Le frecce del tempo

Perchè ricordiamo il passato e non il futuro? Perchè il tempo procede in avanti?
Eppure le leggi della fisica non distinguono tra passato e futuro.
In altri termini le leggi della fisica non cambiano la combinazione di quelle operazioni note come C, P e T dove C indica lo scambio tra particelle ed antiparticelle, P indica l’assunzione dell’immagine speculare cosi che sinistra e destra risultino invertite e T indica l’inversione del moto delle particelle, ovvero andare all’indietro delle stesse.
Le leggi della fisica che governano la materia rimangono invariate quando le sottoponiamo alle operazioni C e P prese a se stanti.
Invece non è cosi se consideriamo soltanto T. Ogni giorno ciascuno di noi sperimenta una diversa direzione del tempo, a seconda che si guardi indietro, nel passato o verso il futuro.
Se filmiamo un bicchiere che cadendo da un tavolo va in mille pezzi e poi vediamo al rallentatore il filmato siamo in grado immediatamente di stabilire se il filmato sta andando avanti o indietro, anche perchè nessuno ha mai avuto l’esperienza di un mucchietto di vetri che si risolleva dal pavimento ricomponendosi in un bicchiere mentre è in volo per tornare intatto sul tavolo.
Per spiegare questo fenomeno ci si appella alla seconda legge della termodinamica che dice che con il passare del tempo l’entropia è destinata a crescere.
IL bicchiere intatto sul tavolo rappresenta un livello basso di entropia, i frantumi rotti sul pavimento un alto livello di entropia, ergo il bicchiere intatto rappresenta il passato e quello rotto il futuro.
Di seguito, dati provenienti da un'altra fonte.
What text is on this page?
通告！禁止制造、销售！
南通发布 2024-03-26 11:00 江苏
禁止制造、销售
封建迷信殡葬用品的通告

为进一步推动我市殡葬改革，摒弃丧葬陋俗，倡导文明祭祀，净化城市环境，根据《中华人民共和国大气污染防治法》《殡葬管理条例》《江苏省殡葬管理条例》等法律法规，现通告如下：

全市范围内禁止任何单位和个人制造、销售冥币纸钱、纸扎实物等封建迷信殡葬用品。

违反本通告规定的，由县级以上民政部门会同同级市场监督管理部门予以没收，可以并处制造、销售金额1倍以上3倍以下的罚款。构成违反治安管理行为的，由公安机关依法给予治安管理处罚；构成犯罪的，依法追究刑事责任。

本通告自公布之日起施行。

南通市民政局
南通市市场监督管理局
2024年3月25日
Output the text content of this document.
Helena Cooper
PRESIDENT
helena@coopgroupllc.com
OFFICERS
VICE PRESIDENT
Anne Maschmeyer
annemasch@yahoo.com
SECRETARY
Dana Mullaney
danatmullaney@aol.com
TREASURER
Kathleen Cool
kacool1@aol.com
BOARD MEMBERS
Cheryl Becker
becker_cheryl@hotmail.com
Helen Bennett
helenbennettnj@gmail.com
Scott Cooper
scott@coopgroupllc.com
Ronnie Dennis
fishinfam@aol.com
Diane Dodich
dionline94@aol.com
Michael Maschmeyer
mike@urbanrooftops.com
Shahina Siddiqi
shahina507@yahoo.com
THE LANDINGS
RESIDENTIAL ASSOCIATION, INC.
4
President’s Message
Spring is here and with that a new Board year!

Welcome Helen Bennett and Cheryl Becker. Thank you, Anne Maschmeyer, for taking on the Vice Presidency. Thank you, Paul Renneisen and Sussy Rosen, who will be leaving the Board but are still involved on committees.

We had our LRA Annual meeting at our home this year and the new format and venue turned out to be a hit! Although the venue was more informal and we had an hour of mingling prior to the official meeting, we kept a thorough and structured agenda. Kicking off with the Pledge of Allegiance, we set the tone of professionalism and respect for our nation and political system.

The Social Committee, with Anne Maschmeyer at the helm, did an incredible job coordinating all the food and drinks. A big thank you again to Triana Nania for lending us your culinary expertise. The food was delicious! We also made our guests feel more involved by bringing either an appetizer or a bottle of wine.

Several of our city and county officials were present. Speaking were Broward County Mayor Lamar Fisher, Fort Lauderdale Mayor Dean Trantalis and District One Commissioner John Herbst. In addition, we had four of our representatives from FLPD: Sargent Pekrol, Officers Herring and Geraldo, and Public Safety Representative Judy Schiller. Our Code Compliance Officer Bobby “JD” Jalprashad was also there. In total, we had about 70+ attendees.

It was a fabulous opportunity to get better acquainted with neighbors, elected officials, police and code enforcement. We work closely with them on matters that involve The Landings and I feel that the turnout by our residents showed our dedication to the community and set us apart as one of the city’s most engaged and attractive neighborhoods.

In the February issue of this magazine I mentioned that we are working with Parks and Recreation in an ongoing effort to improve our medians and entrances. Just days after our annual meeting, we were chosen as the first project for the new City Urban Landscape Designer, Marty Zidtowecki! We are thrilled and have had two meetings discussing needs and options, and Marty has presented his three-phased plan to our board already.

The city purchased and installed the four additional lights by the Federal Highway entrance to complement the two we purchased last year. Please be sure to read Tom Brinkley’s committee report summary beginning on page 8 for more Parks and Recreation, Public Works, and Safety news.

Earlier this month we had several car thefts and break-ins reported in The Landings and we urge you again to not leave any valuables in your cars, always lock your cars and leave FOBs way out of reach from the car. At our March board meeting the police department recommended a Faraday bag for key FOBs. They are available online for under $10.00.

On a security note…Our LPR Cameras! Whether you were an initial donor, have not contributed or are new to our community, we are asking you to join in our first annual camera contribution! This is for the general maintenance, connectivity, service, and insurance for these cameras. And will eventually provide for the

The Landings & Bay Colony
Ecco individuata una cosiddetta freccia del tempo. Esistono però almeno tre frecce del tempo.
La prima è quella che abbiamo succintamente accennato, quella termodinamica.
La seconda è una freccia per cosi dire psicologica, ovvero il modo nel quale noi ricordiamo il passato ma non il futuro
Ed infine c’è la freccia del tempo cosmologica che è la direzione dell’espansione dell’universo.
La freccia del tempo termodinamica e quella psicologica sono fortemente interconnesse e procedono per cosi dire nella stessa direzione.
Se poi assumiamo che l’universo non ha confini le due frecce sono legate anche a quella cosmologica anche se non necessariamente puntano nella stessa direzione.
Solo quando le tre frecce puntano nella stessa direzione possono esistere esseri senzienti che si pongono la domanda perchè l’entropia aumenta nella stessa direzione del tempo?